[Aldor-l] [Axiom-developer] Re: exports and constants

Jacques Carette carette at mcmaster.ca
Tue Jul 25 10:59:05 EDT 2006


If you want a better experience with metaprogramming, I definitely 
recommend MetaOCaml (http://www.metaocaml.org).  Unlike Template 
Haskell, it is fully typed; TH only types the result of the generation, 
not the generator itself [though SimonPJ assures me they are working on 
that too].

Gabriel Dos Reis wrote:
> (On performance side, last month, a colleague of mine and I did some
> experiments by writing a small Computer Algebra library in Haskell 98
> and Generic Haskell.  Disappointingly, there is a slowdown factor
> between 7 and 10 when going from Haskell to Generic Haskell.  We don't
> know yet which part can be credited to the maturity of the compiler
> and which part is inherent to the approach.  Anyway, it was an
> interesting experience). 
>   
Is this experiment available?  I would be quite interested in looking at 
the details.

<ShamelessPlugWarning>
Getting efficiency from meta-programs seems to be quite difficult, and 
even more so in a typeful system.  Enough has been said about C++ 
template programming to assure everyone that a) it is hard, and b) it's 
not *really* typed.  But it *is* possible to get both genericity and 
efficiency.  As a side effect, one can also get much better code 
organization as well!  See the paper
"Multi-stage programming with functors and monads: eliminating 
abstraction overhead from generic code" by Carette & Kiselyov
(paper, code, tests, etc at http://www.cas.mcmaster.ca/~carette/metamonads/)
published at GPCE05 (http://dx.doi.org/10.1007/11561347_18)
as well as  http://metaocaml.org/examples/gausselim/
which contains all the extras for an earlier paper published (later!) in
Science of Computer Programming 
(http://dx.doi.org/10.1016/j.scico.2005.10.012).

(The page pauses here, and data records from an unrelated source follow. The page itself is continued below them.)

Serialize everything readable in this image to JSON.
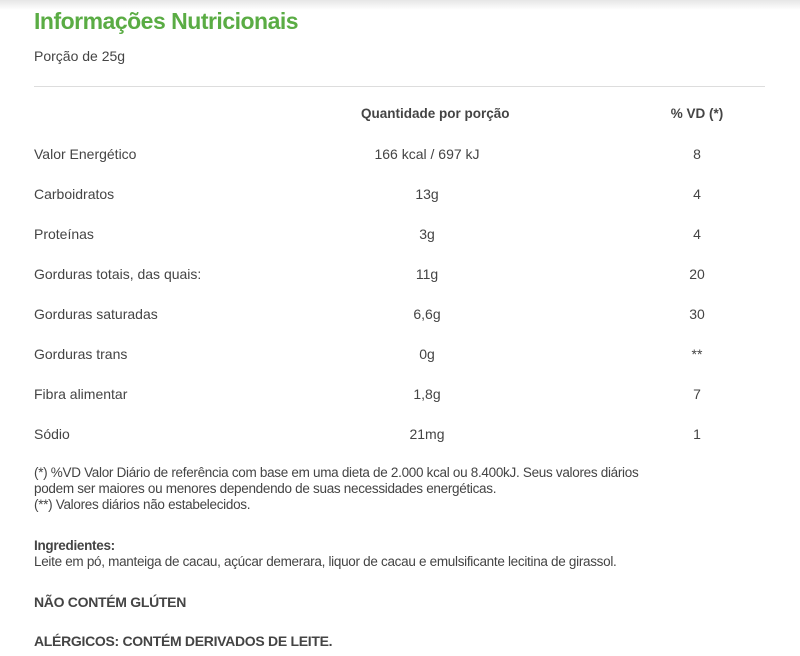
{
  "title": "Informações Nutricionais",
  "portion": "Porção de 25g",
  "table": {
    "headers": [
      "",
      "Quantidade por porção",
      "% VD (*)"
    ],
    "rows": [
      [
        "Valor Energético",
        "166 kcal  /  697 kJ",
        "8"
      ],
      [
        "Carboidratos",
        "13g",
        "4"
      ],
      [
        "Proteínas",
        "3g",
        "4"
      ],
      [
        "Gorduras totais, das quais:",
        "11g",
        "20"
      ],
      [
        "Gorduras saturadas",
        "6,6g",
        "30"
      ],
      [
        "Gorduras trans",
        "0g",
        "**"
      ],
      [
        "Fibra alimentar",
        "1,8g",
        "7"
      ],
      [
        "Sódio",
        "21mg",
        "1"
      ]
    ]
  },
  "footnotes": [
    "(*) %VD Valor Diário de referência com base em uma dieta de 2.000 kcal ou 8.400kJ. Seus valores diários",
    "podem ser maiores ou menores dependendo de suas necessidades energéticas.",
    "(**) Valores diários não estabelecidos."
  ],
  "ingredients": {
    "label": "Ingredientes:",
    "text": "Leite em pó, manteiga de cacau, açúcar demerara, liquor de cacau e emulsificante lecitina de girassol."
  },
  "gluten": "NÃO CONTÉM GLÚTEN",
  "allergens": "ALÉRGICOS: CONTÉM DERIVADOS DE LEITE."
}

You will see, especially in the GPCE05 work, code organization which is 
explicitly influenced by Axiom/Aldor.  The principal reason that this 
work was done in MetaOCaml was that a) the type system is completely 
described (and proven to 'work') in published papers and b) the compiler 
sources are open [which was needed, not just nice-to-have].

Our basic thesis is that, given the right infrastructure, you can 
structure code like it ought to be structured (which is already what 
Axiom/Aldor strives for) and, without relying on the cleverness of 
compiler writers, get optimal efficiency.  For linear algebra, this 
works.  In separate work, it was shown that this works for FFT as well.  
We are currently extending the work to handle (numeric) solving of LODEs.
</ShamelessPlugWarning>

Jacques

PS: MetaOCaml has no introspection features at _all_, by design.  No 
'has' of anything like it.  That makes things extra-challenging, yet 
still feasible, which was not clear at all when the work was begun.